Um kurz vor elf verabschiedeten sich Lukas und Vivien, sie mussten ins Institut für ihr Proseminar. Leah und Clara hatten noch etwas Zeit, bevor ihre Vorlesung begann, also setzten sie sich zu dritt in einen Park in der Nähe. Es war offensichtlich, dass Clara endlich allein mit Medusa sein wollte, um die letzte Nacht zu besprechen, doch gab es keine gute Ausrede, Leah loszuwerden.
„Hey, Me, warum kommst du nicht mit in die Vorlesung? Proflick ist wieder da, Clara hat dir sicher von ihm erzählt, oder?“
Leahs Kommentar überraschte Medusa. Es wäre nicht das erste Mal, dass sie sich in eine Psychologie-Vorlesung setzen würde, doch hatte bis jetzt immer Clara sie eingeladen. „Ähm…“
Clara ging sofort darauf ein. „Ja, komm mit, Me, oder hast du was Besseres zu tun?“
Beide wussten, dass das nicht der Fall war, also zuckte Medusa betont lässig mit den Schultern. „Von mir aus, warum nicht.“ Sie konnte jederzeit gehen, sobald es ihr zu viel wurde. Und vielleicht würde es ja sogar ganz interessant werden.
Der Tag verging ungewöhnlich schnell. Nach der Vorlesung trafen sie sich mit ein paar von Leahs Freunden und gingen gemeinsam zum Mittagessen, danach machten sie sich alle zusammen auf den Weg in die Bibliothek. Aus irgendeinem Grund fand Medusa, dass die geschäftige und konzentrierte Atmosphäre einer Bibliothek genau das war, was sie im Moment brauchte. Sie konnte sich nicht vorstellen, jetzt nach Hause zu gehen und dort allein auf den Abend zu warten. Und so setzte sie sich zwischen fleißig lernende und schreibende Studenten. Medusa legte ein leeres Blatt vor sich hin und schrieb in die Mitte einen Namen. Alfred. Dann zog sie dicke Linien von ihm ausgehend und kleinere, die von diesen abzweigten. An einen breiten Strich schrieb sie Charly, an einen anderen Heka, an den dritten Hilfe und an den letzten ein Fragezeichen. Am einfachsten war es, mit den Fragen anzufangen.
Und so schrieb sie: Wer ist Heka?
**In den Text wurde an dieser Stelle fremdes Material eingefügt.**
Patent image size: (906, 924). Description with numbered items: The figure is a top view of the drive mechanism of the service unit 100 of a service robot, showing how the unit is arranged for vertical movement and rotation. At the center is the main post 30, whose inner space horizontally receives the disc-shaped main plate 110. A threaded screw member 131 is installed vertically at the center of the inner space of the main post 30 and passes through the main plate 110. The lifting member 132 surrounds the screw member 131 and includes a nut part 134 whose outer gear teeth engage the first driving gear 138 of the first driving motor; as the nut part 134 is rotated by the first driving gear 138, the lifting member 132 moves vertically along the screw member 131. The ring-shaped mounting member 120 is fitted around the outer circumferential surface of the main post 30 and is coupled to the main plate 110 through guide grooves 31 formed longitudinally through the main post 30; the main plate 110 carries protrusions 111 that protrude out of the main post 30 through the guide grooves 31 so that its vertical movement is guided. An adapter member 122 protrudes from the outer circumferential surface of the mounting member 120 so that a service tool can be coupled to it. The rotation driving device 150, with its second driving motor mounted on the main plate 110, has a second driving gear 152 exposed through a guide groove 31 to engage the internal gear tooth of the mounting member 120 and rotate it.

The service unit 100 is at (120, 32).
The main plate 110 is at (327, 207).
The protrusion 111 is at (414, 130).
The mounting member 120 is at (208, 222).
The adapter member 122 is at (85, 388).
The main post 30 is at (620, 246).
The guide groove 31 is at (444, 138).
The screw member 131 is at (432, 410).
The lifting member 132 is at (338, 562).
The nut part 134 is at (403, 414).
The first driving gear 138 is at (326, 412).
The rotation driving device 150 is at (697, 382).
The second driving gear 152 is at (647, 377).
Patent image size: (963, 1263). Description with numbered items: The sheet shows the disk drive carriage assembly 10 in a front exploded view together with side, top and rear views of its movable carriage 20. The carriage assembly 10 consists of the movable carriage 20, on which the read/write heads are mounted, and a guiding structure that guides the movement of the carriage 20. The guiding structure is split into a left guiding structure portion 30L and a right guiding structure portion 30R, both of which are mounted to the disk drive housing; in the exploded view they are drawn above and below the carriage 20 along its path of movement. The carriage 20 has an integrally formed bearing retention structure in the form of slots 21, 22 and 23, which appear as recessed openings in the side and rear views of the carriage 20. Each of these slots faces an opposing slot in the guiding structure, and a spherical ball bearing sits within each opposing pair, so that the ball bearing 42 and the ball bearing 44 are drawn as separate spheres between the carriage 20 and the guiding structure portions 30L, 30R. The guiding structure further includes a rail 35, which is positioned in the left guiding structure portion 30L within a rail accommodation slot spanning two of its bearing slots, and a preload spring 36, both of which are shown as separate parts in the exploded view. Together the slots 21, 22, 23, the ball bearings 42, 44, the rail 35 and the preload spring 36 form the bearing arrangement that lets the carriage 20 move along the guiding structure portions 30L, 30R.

Was ist Heka? Charly finden? Sekte finden? Alfred – Begabter? Heka – echt? Wer wird mir glauben? Welche Begabten könnten helfen?
Zu jeder Frage fand sie zehn mehr, bald war ihr Fragezeichen-Ast komplett beschrieben. Sie hatte mehr als genug Fragen, doch wenig Antworten. Was wusste sie?
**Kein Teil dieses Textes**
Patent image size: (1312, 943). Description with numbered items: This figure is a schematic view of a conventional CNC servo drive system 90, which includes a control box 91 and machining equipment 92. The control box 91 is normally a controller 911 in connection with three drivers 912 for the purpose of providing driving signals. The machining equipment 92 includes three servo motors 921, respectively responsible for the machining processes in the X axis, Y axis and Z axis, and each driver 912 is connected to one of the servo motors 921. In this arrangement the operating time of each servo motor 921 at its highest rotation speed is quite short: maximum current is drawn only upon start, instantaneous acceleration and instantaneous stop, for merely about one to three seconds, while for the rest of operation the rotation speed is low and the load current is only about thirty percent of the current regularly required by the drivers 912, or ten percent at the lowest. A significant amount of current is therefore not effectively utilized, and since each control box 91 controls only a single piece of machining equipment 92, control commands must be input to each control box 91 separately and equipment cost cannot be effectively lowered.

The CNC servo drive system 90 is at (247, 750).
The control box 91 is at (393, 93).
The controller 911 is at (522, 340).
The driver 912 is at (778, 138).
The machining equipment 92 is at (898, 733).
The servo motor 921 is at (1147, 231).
Sie wusste, dass Alfred Heka Dämon und Gottheit genannt hatte. Der Name kam ihr bekannt vor, sie markierte die zwei Begriffe mit einem Stern. Außerdem wusste sie, dass es zumindest Anzeichen gab, dass Heka wirklich existierte. Außerdem wusste sie, wie Alfred aussah und wo Charly lebte.
Gerade als sie ihren letzten Einfall notieren wollte, stockte sie. Wusste sie wirklich, wo Charly lebte? Sie hatte es in seinem Kopf gesehen, sie hatte die Erinnerung, doch aus irgendeinem Grund wollte es ihr plötzlich nicht mehr einfallen. Sie seufzte und kringelte das Wort Wo ein. Sie wusste es, es war ihr nur entfallen. Zumindest hoffte sie, dass das der Fall war und nicht, dass sie Charlys Wohnort tatsächlich vergessen hatte. Das wäre mehr als ungünstig.
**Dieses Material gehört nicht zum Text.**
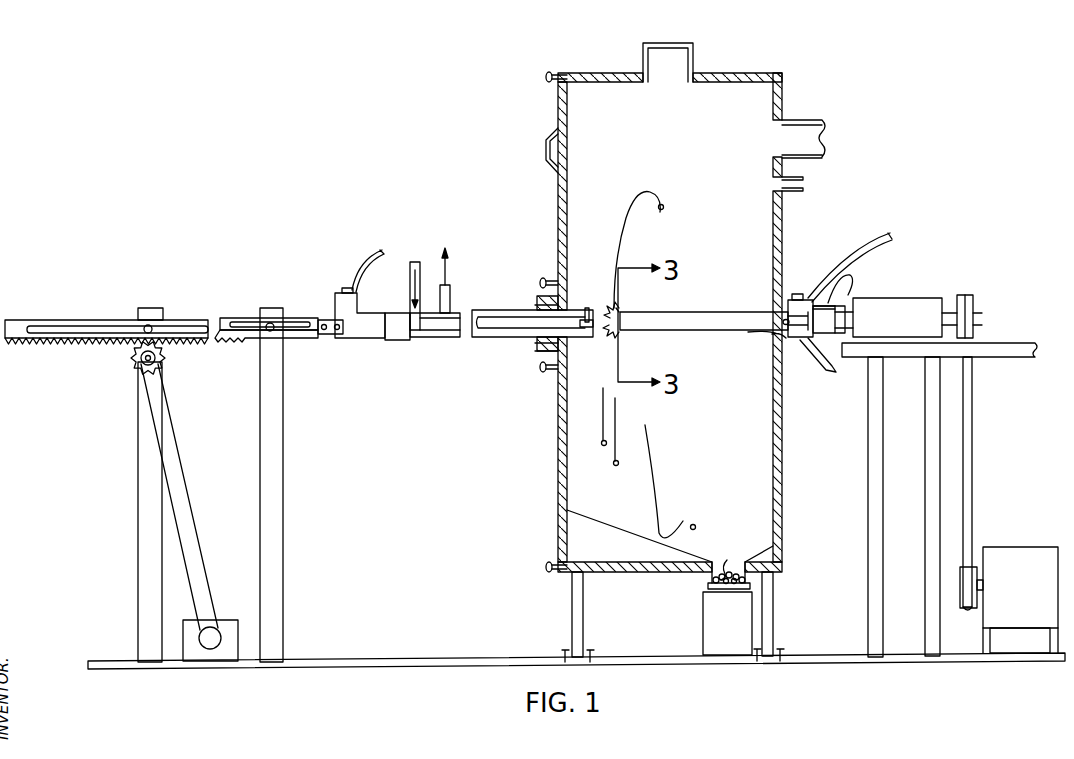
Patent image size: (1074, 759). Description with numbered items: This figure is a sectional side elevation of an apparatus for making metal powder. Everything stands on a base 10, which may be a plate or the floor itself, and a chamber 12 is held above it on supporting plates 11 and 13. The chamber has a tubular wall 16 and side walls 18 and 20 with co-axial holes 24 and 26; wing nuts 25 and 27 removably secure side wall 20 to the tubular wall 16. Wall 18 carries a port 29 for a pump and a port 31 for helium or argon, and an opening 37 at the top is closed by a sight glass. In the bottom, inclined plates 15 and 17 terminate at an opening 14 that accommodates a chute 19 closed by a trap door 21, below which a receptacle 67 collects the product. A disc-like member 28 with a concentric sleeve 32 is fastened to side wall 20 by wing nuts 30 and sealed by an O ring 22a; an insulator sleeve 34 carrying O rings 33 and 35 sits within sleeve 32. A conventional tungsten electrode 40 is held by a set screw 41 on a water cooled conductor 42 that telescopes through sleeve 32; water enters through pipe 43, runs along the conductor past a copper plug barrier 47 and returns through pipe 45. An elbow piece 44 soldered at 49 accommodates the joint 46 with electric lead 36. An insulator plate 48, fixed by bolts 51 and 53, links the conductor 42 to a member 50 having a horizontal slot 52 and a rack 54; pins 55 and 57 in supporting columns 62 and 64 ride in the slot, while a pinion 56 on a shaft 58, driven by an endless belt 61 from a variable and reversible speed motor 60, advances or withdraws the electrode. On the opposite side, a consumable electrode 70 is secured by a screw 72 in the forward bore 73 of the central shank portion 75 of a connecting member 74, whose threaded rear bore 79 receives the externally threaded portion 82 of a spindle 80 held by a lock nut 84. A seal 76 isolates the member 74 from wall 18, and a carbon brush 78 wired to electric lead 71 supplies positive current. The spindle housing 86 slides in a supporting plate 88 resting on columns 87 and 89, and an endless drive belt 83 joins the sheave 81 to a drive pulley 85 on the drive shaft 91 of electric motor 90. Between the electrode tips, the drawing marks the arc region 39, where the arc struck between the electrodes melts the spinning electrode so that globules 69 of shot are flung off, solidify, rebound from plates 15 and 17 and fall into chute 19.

The base 10 is at (450, 653).
The supporting plate 11 is at (775, 612).
The chamber 12 is at (783, 491).
The supporting plate 13 is at (583, 620).
The opening 14 is at (716, 556).
The plate 15 is at (618, 524).
The tubular wall 16 is at (718, 76).
The plate 17 is at (754, 546).
The side wall 18 is at (782, 88).
The chute 19 is at (708, 584).
The side wall 20 is at (558, 452).
The trap door 21 is at (726, 592).
The O ring 22a is at (566, 290).
The hole 24 is at (770, 338).
The wing nut 25 is at (544, 568).
The hole 26 is at (568, 356).
The wing nut 27 is at (544, 76).
The disc-like member 28 is at (540, 354).
The port 29 is at (810, 123).
The wing nuts 30 is at (541, 281).
The port 31 is at (808, 185).
The concentric sleeve 32 is at (538, 350).
The O ring 33 is at (534, 307).
The insulator sleeve 34 is at (536, 344).
The O ring 35 is at (538, 298).
The electric lead 36 is at (380, 248).
The opening 37 is at (667, 43).
The arc 39 is at (622, 310).
The conventional electrode 40 is at (616, 334).
The set screw 41 is at (584, 308).
The water cooled conductor 42 is at (486, 340).
The pipe 43 is at (420, 274).
The elbow piece 44 is at (364, 342).
The pipe 45 is at (450, 296).
The joint 46 is at (348, 286).
The copper plug barrier 47 is at (432, 338).
The insulator plate 48 is at (338, 312).
The silver soldered joint 49 is at (388, 343).
The member 50 is at (248, 318).
The bolt 51 is at (332, 334).
The horizontal slot 52 is at (189, 322).
The bolt 53 is at (322, 336).
The rack 54 is at (186, 350).
The pin 55 is at (148, 324).
The pinion 56 is at (164, 366).
The pin 57 is at (270, 324).
The shaft 58 is at (138, 360).
The variable and reversible speed motor 60 is at (210, 640).
The endless belt 61 is at (182, 460).
The supporting column 62 is at (138, 504).
The supporting column 64 is at (284, 490).
The receptacle 67 is at (727, 623).
The globules (shot) 69 is at (662, 210).
The consumable electrode 70 is at (682, 330).
The electric lead 71 is at (880, 234).
The screw 72 is at (797, 300).
The forward bore 73 is at (743, 337).
The connecting member 74 is at (792, 352).
The central shank portion 75 is at (814, 304).
The seal 76 is at (784, 310).
The carbon brush 78 is at (800, 298).
The rear bore 79 is at (829, 368).
The spindle 80 is at (1000, 309).
The sheave 81 is at (969, 300).
The externally threaded portion 82 is at (853, 302).
The endless drive belt 83 is at (973, 414).
The lock nut 84 is at (845, 296).
The drive pulley 85 is at (974, 616).
The spindle housing 86 is at (897, 317).
The column 87 is at (868, 532).
The supporting plate 88 is at (906, 357).
The column 89 is at (925, 550).
The electric motor 90 is at (1020, 600).
The drive shaft 91 is at (950, 576).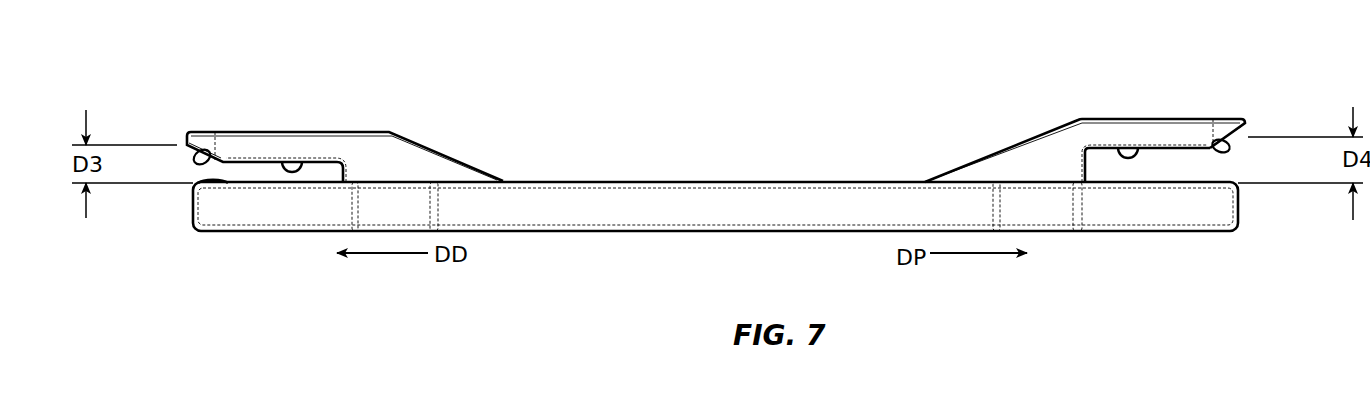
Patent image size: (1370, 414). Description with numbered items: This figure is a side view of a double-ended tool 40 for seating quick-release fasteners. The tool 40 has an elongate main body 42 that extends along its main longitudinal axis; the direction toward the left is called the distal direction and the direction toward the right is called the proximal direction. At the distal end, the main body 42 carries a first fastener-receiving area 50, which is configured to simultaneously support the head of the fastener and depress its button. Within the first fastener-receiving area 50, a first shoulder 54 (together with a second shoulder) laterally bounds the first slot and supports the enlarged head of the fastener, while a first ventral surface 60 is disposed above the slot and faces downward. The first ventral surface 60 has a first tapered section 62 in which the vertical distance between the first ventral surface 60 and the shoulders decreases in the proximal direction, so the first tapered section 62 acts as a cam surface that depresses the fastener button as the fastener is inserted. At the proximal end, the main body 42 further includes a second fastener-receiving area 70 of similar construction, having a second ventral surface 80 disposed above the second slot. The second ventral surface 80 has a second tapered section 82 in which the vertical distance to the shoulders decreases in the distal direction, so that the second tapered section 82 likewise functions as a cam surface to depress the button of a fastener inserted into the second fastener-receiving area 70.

Medusa bemerkte, dass Clara verstohlene Blicke auf ihr Papier warf, doch ihre Schrift war zu unleserlich, als dass jemand etwas entziffern konnte. Medusa würde sie wohl oder übel am Abend während ihrer gemeinsamen Schicht im Dreieck auf den neuesten Stand bringen müssen.
Frustriert blickte sie auf ihr Blatt Papier und seufzte, weil ihr keine neuen Erkenntnisse kamen. Sie beschloss, eine kurze Pause zu machen, und stand von ihrem Platz auf. Sie machte sich auf den Weg aus dem Bibliothekssaal und holte sich einen Kaffee von der Maschine auf dem Gang. Der schmeckte bei weitem nicht so gut wie ihr Cappuccino am Morgen. Sie fragte sich, ob ihr Koffeinkonsum ihren Schlafrhythmus und dadurch ihren Traumwandel beeinflusste. Schlimmer kann’s eh nicht werden, dachte sie und trank den Rest des übersüßten braunen Wassers.